Est-il un acteur de haut vol en quête d’un nouveau rôle dont il peine à trouver le texte ?

Ce penchant n’est pas nouveau chez lui. On pourrait même y voir sa signature. Dès 2015, avant même de briguer la présidence, il nous avait confié sa réflexion – son regret ? – sur l’absence du roi dans les institutions, considérant que, hormis les moments napoléonien et gaullien, une place était restée vacante, que nul président n’avait su remplir. Une fois vainqueur, il n’eut de cesse de remédier à ce vide, au point d’exercer un pouvoir qualifié de jupitérien. Une verticalité aussi raide que la pyramide du Louvre au soir de sa victoire, lui dont la campagne portée par ses marcheurs avait au contraire voulu ouvrir une ère d’horizontalité et de coconstruction de la décision publique avec les citoyens. Plus tard, n’ayant su entendre les grondements populaires, le Grand Débat national qu’il voulut après la crise des Gilets jaunes laissa davantage le souvenir de longs monologues où il assurait le spectacle, plutôt que d’une écoute compréhensive.

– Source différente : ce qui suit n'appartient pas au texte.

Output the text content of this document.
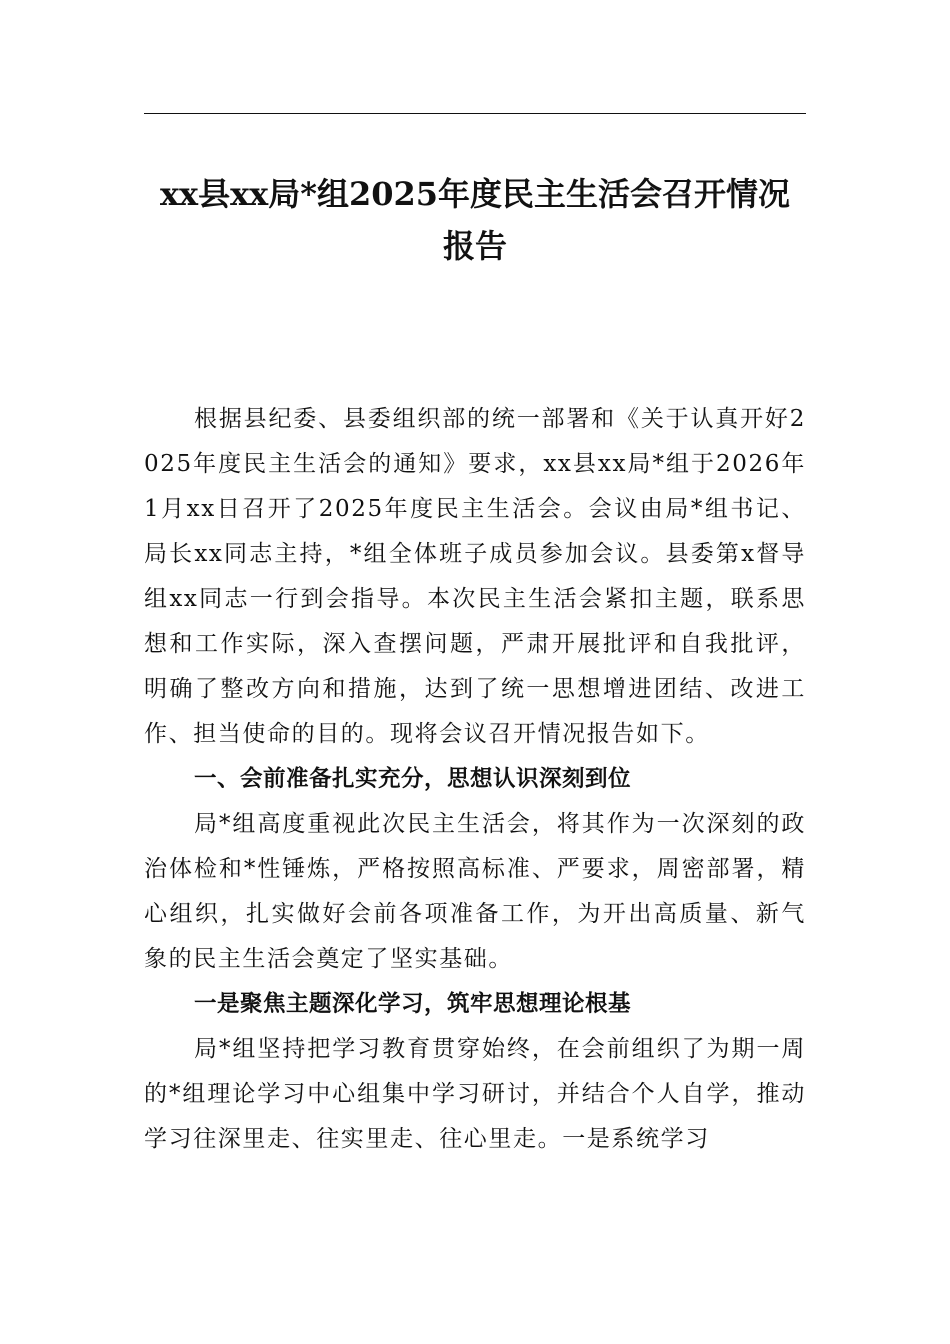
xx县xx局*组2025年度民主生活会召开情况报告

根据县纪委、县委组织部的统一部署和《关于认真开好2025年度民主生活会的通知》要求，xx县xx局*组于2026年1月xx日召开了2025年度民主生活会。会议由局*组书记、局长xx同志主持，*组全体班子成员参加会议。县委第x督导组xx同志一行到会指导。本次民主生活会紧扣主题，联系思想和工作实际，深入查摆问题，严肃开展批评和自我批评，明确了整改方向和措施，达到了统一思想增进团结、改进工作、担当使命的目的。现将会议召开情况报告如下。

一、会前准备扎实充分，思想认识深刻到位

局*组高度重视此次民主生活会，将其作为一次深刻的政治体检和*性锤炼，严格按照高标准、严要求，周密部署，精心组织，扎实做好会前各项准备工作，为开出高质量、新气象的民主生活会奠定了坚实基础。

一是聚焦主题深化学习，筑牢思想理论根基

局*组坚持把学习教育贯穿始终，在会前组织了为期一周的*组理论学习中心组集中学习研讨，并结合个人自学，推动学习往深里走、往实里走、往心里走。一是系统学习
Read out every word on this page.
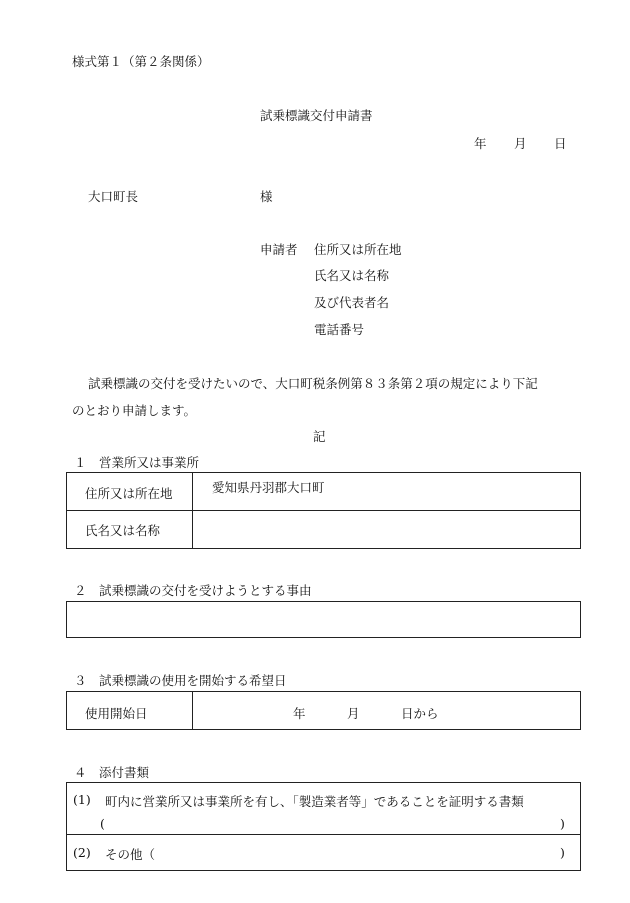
様式第１（第２条関係）
試乗標識交付申請書
年 月 日
大口町長	様
申請者 住所又は所在地
氏名又は名称
及び代表者名
電話番号
試乗標識の交付を受けたいので、大口町税条例第８３条第２項の規定により下記
のとおり申請します。
記
１　営業所又は事業所
住所又は所在地	愛知県丹羽郡大口町
氏名又は名称
２　試乗標識の交付を受けようとする事由
３　試乗標識の使用を開始する希望日
使用開始日	年	月	日から
４　添付書類
(1) 町内に営業所又は事業所を有し、「製造業者等」であることを証明する書類
(	)
(2) その他（	)
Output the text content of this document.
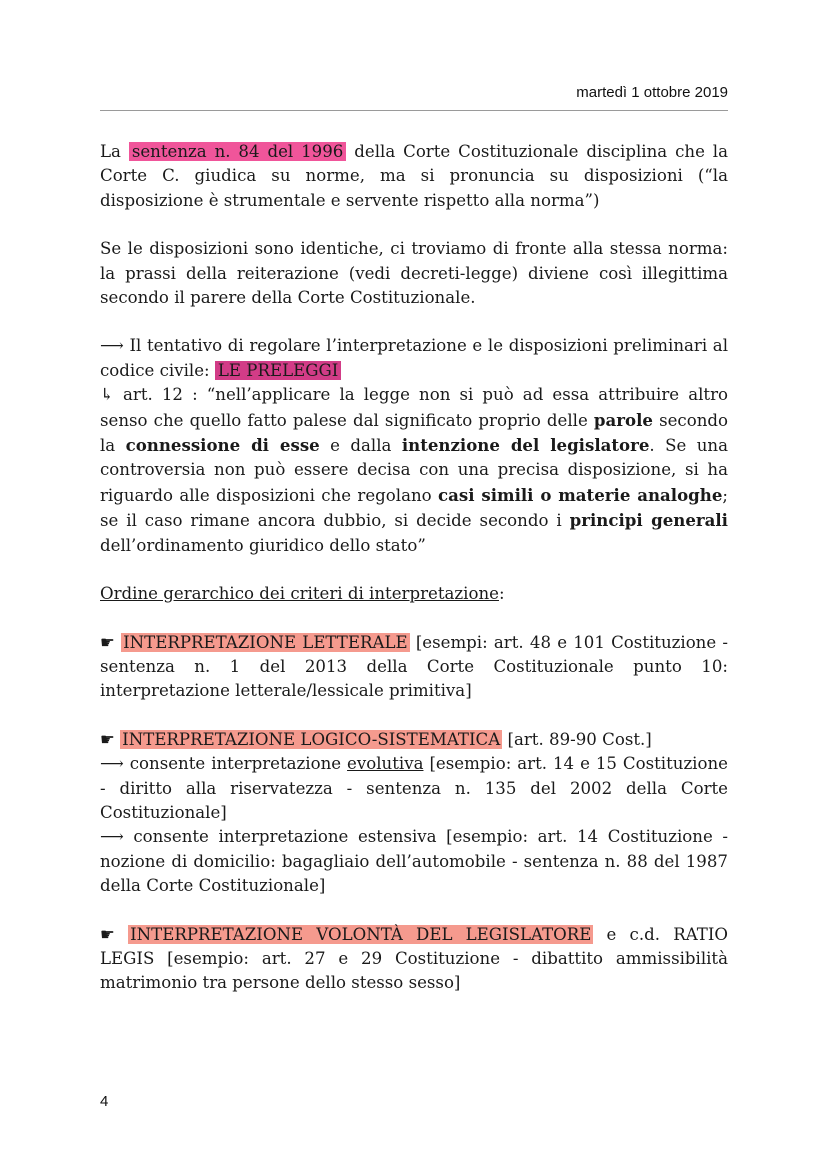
martedì 1 ottobre 2019

La sentenza n. 84 del 1996 della Corte Costituzionale disciplina che la Corte C. giudica su norme, ma si pronuncia su disposizioni (“la disposizione è strumentale e servente rispetto alla norma”)

Se le disposizioni sono identiche, ci troviamo di fronte alla stessa norma: la prassi della reiterazione (vedi decreti-legge) diviene così illegittima secondo il parere della Corte Costituzionale.

⟶ Il tentativo di regolare l’interpretazione e le disposizioni preliminari al codice civile: LE PRELEGGI

↳ art. 12 : “nell’applicare la legge non si può ad essa attribuire altro senso che quello fatto palese dal significato proprio delle parole secondo la connessione di esse e dalla intenzione del legislatore. Se una controversia non può essere decisa con una precisa disposizione, si ha riguardo alle disposizioni che regolano casi simili o materie analoghe; se il caso rimane ancora dubbio, si decide secondo i principi generali dell’ordinamento giuridico dello stato”

Ordine gerarchico dei criteri di interpretazione:

☛ INTERPRETAZIONE LETTERALE [esempi: art. 48 e 101 Costituzione - sentenza n. 1 del 2013 della Corte Costituzionale punto 10: interpretazione letterale/lessicale primitiva]

☛ INTERPRETAZIONE LOGICO-SISTEMATICA [art. 89-90 Cost.]

⟶ consente interpretazione evolutiva [esempio: art. 14 e 15 Costituzione - diritto alla riservatezza - sentenza n. 135 del 2002 della Corte Costituzionale]

⟶ consente interpretazione estensiva [esempio: art. 14 Costituzione - nozione di domicilio: bagagliaio dell’automobile - sentenza n. 88 del 1987 della Corte Costituzionale]

☛ INTERPRETAZIONE VOLONTÀ DEL LEGISLATORE e c.d. RATIO LEGIS [esempio: art. 27 e 29 Costituzione - dibattito ammissibilità matrimonio tra persone dello stesso sesso]

4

Spectacle ? Le mot n’est pas anodin, accolé depuis si longtemps au jeu politique. Emmanuel Macron pourra-t-il capter les aspirations profondes des Français, pour en tirer des lignes d’action claires et engageantes ? Ou est-il un acteur de haut vol en quête d’un nouveau rôle dont il peine à trouver le texte ? Il a moins de deux semaines pour répondre.